A la fin des années quatre vingt, l’apparition dans les salons spécialisés des premiers casques de réalité virtuelle ( dit aussi « goggles ») a suscité l’incrédulité et l’enthousiasme. On est alors face à une nouveauté radicale, un changement de paradigme dans le rapport à l’image. Non seulement la simulation 3D rend possible la création d’environnements synthétiques inédits, mais le casque permet de s’immerger, d’être littéralement dans l’image et de pouvoir l’explorer. L’idée de cette interface entre l’homme et l’ordinateur avait germé dans le cerveau de quelques visionnaires dans les années soixante et elle a ensuite pris corps dans les laboratoires de la NASA et de l’armée américaine.
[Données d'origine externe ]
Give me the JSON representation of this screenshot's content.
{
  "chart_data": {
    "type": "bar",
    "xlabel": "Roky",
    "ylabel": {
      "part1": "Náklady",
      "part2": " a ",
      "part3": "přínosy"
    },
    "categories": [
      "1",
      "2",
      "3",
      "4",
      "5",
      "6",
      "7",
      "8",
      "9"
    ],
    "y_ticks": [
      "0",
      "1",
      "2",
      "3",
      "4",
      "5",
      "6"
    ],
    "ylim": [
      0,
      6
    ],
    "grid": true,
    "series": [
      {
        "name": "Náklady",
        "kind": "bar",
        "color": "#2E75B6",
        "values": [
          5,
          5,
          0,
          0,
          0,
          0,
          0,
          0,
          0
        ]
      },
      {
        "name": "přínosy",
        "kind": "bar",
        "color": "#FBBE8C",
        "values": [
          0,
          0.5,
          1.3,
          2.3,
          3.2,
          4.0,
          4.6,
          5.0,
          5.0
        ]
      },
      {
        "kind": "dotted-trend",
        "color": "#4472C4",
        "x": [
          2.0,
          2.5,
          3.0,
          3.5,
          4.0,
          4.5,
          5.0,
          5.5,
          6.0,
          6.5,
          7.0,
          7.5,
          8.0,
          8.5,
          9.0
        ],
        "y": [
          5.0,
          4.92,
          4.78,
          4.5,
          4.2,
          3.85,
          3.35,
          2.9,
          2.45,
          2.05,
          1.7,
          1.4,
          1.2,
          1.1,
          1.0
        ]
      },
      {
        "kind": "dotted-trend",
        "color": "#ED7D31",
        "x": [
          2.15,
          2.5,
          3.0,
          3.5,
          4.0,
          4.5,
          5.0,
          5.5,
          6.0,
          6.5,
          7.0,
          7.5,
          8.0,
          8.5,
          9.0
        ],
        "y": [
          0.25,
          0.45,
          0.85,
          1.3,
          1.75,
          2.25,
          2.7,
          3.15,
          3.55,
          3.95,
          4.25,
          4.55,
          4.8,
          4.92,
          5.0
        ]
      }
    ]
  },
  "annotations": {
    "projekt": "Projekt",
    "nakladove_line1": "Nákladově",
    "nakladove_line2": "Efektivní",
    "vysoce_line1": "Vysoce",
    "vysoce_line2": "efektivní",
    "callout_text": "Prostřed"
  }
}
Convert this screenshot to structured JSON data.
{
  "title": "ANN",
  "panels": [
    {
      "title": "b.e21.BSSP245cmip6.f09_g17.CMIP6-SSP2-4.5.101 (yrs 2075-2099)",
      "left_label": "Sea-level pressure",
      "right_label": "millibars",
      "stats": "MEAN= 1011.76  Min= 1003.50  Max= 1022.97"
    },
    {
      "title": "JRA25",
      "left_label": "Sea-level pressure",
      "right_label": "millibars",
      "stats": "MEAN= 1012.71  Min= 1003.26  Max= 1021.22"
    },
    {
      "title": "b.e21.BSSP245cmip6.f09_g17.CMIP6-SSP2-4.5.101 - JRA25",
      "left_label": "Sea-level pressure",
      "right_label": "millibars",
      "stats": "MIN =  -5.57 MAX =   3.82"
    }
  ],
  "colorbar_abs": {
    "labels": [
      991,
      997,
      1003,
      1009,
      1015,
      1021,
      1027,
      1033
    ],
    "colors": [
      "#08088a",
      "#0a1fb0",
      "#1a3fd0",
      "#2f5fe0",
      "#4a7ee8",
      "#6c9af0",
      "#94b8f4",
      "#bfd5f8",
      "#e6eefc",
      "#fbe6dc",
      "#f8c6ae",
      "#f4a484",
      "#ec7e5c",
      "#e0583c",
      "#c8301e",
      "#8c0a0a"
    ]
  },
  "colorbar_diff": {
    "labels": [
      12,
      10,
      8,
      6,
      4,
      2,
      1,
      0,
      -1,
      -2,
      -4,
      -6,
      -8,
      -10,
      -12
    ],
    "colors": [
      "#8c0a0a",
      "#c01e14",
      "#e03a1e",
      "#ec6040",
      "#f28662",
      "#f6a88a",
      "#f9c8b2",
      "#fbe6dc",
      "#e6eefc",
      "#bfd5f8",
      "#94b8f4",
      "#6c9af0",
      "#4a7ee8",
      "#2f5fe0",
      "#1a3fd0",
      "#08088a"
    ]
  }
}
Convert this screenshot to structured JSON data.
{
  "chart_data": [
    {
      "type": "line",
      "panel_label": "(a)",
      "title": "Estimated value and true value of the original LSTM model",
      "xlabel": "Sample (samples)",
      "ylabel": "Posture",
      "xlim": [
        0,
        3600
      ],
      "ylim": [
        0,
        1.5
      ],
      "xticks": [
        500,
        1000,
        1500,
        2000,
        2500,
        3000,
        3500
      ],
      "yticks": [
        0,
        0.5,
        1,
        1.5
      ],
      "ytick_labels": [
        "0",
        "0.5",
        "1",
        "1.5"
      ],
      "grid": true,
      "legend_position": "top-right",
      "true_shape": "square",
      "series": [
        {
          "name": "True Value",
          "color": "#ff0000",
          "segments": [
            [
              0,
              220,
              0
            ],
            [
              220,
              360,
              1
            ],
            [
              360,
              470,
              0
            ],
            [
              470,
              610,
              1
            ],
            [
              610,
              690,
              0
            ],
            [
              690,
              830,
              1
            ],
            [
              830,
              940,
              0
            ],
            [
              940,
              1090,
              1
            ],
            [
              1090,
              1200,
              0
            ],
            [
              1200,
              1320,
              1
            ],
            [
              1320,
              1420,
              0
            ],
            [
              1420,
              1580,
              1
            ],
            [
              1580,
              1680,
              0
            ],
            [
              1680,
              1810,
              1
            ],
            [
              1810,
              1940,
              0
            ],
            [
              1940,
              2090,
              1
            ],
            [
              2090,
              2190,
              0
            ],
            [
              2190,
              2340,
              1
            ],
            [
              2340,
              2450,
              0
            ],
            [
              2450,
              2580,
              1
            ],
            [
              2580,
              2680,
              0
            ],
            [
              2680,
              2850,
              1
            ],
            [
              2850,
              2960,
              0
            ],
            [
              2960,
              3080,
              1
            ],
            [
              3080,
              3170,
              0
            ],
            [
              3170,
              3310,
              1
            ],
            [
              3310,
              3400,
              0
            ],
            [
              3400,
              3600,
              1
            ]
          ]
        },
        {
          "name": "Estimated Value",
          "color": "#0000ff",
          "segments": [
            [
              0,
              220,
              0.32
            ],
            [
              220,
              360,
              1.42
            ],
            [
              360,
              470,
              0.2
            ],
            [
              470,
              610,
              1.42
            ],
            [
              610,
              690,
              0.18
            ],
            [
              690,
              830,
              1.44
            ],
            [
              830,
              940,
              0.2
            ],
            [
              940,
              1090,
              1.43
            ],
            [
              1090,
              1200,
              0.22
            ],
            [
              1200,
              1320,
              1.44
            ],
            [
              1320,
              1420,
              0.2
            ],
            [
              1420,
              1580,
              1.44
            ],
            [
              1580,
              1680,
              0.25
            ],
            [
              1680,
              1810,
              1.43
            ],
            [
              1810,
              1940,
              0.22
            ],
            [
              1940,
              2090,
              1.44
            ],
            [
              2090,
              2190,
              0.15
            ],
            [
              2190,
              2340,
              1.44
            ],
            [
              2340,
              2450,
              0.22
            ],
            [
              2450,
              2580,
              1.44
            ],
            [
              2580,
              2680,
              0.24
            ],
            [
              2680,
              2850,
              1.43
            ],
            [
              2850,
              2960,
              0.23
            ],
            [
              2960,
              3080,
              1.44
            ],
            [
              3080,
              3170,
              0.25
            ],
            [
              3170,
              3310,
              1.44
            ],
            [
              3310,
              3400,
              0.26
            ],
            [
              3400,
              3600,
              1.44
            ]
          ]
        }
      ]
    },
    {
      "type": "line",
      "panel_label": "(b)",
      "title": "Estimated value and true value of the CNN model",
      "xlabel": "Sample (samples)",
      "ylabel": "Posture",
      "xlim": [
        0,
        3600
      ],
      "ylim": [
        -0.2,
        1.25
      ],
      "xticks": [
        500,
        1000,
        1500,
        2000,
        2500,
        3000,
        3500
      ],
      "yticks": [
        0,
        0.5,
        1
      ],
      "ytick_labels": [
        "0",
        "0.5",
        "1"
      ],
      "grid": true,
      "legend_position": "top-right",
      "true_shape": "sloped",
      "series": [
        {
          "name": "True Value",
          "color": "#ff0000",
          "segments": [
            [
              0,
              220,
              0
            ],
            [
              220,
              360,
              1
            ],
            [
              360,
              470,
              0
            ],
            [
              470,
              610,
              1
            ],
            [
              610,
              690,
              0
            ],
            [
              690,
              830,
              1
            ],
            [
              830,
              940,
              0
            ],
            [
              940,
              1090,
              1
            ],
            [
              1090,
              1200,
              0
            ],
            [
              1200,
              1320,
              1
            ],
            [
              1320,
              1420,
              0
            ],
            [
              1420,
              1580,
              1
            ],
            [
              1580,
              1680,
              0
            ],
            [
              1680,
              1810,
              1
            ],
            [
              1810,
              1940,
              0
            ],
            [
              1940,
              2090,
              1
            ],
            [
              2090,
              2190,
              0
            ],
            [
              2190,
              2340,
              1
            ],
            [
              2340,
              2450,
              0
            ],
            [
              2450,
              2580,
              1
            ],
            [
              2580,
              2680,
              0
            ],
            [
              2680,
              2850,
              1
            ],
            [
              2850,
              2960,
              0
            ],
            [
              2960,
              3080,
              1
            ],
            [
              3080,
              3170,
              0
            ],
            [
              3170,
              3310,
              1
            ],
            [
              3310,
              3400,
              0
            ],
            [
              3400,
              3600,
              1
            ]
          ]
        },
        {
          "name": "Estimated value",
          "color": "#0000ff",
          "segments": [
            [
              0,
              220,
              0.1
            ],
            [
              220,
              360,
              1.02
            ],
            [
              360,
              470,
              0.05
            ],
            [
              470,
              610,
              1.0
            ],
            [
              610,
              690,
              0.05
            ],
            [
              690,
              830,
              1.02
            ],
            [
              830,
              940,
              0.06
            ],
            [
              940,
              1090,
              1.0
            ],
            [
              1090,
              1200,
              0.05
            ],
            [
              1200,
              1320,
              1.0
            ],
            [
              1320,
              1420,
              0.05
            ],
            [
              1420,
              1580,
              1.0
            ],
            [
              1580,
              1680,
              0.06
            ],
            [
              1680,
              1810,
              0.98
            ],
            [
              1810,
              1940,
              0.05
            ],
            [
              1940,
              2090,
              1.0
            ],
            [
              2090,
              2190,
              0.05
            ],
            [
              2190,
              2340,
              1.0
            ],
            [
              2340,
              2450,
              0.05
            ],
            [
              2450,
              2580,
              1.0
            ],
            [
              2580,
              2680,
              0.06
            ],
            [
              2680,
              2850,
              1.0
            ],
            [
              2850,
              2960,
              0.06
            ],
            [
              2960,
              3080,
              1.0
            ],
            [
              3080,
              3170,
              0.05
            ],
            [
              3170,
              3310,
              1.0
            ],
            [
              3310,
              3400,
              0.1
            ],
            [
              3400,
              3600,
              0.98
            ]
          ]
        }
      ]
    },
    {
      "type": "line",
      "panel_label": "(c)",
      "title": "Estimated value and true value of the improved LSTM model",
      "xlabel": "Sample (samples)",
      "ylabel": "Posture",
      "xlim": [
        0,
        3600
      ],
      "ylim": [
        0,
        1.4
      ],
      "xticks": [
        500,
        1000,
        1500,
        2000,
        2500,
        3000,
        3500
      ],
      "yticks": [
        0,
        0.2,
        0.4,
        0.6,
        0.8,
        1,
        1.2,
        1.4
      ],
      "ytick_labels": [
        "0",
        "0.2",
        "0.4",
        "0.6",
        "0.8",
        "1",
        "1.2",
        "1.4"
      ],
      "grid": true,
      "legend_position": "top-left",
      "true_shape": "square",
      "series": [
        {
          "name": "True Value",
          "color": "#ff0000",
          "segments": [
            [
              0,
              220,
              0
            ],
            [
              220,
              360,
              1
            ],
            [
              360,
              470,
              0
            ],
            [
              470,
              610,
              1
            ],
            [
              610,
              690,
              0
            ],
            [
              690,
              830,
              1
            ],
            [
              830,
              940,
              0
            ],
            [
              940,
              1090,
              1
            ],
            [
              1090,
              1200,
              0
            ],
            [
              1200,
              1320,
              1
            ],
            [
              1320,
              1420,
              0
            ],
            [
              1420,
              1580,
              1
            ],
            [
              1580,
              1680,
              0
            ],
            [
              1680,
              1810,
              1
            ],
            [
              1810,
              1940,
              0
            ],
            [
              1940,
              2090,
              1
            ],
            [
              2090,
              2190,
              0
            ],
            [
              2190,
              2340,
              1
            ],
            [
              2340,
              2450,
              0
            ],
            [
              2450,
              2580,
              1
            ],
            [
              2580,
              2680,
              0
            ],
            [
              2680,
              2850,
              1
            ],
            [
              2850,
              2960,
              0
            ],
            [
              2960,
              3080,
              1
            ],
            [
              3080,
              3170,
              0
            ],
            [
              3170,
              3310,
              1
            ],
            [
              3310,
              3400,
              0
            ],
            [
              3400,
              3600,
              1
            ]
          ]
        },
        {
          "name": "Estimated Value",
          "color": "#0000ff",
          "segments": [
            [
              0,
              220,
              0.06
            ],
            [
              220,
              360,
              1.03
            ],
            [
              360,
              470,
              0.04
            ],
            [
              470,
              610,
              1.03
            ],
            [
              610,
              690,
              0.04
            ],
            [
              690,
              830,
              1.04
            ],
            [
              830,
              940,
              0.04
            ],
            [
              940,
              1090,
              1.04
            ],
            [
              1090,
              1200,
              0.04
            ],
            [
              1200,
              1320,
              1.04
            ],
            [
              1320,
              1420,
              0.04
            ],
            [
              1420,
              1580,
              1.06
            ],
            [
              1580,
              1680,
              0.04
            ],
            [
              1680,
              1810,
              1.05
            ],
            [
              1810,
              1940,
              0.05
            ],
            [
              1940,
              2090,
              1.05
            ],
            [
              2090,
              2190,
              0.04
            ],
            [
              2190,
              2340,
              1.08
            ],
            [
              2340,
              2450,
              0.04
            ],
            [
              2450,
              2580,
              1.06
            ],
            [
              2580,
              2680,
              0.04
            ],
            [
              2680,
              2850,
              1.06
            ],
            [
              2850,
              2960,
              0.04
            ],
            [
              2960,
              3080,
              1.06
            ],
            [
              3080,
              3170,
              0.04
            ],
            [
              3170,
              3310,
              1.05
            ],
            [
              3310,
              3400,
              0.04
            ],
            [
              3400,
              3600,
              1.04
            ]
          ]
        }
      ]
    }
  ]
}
Pendant une dizaine d’années, de nombreux centres de recherche universitaires ou industriels ont exploré les possibilités offertes par ces technologies et développé des applications prototypes : simulateurs pour la formation de pilotes en tous genres, simulateurs de phénomènes complexes, simulateurs pour la formation à certains actes chirurgicaux, outils d’aménagement d’espaces (carlingues d’avion, usines, supermarchés) et de conception de mécaniques complexes etc. En parallèle quelques visionnaires oeuvraient pour que tout un chacun puisse un jour, sans bouger de chez lui, explorer des simulations de planètes lointaines, partir en safari, visiter les richesses patrimoniales du monde, voire s’offrir des incursions dans des univers psychédéliques. Quelques starts-ups ont mis au point des jeux d’arcades, rêvant de dénicher la « killer app ». Mais l’utilisation publique de casques posait des problèmes d’entretien et d’hygiène, et la question des dommages occulaires et neuronaux restait posée. La réalité virtuelle s’est donc peu à peu éclipsée de la scène médiatique, les applications viables ont trouvé leur niche industrielle et l’immersion via un ou plusieurs grands écrans s’est révélée aussi efficace, voire plus qu’avec les casques.

Depuis trois ans, plusieurs fabricants, et non des moindres, ont dévoilé de nouveaux prototypes de casques. Le premier, Oculus, a été racheté par Facebook pour la bagatelle de deux milliards de dollars. L’Oculus Rift est commercialisé en 2016 au prix de 699 euros mais la société s’est également alliée avec Samsung pour développer un modèle bas de gamme à 99 euros, utilisant un smartphone Galaxy comme écran. Sony propose le Playstation VR comme accessoire de ses consoles de jeux, HTC et Valve (développeur de jeux vidéo) ont conçu le HTC Vive, et Google a mis en ligne les plans du Cardboard VR, un casque en carton à faire soi-même et sur lequel on adapte un smartphone. Le marché visé n’est plus celui des applications professionnelles, mais celui du divertissement grand public.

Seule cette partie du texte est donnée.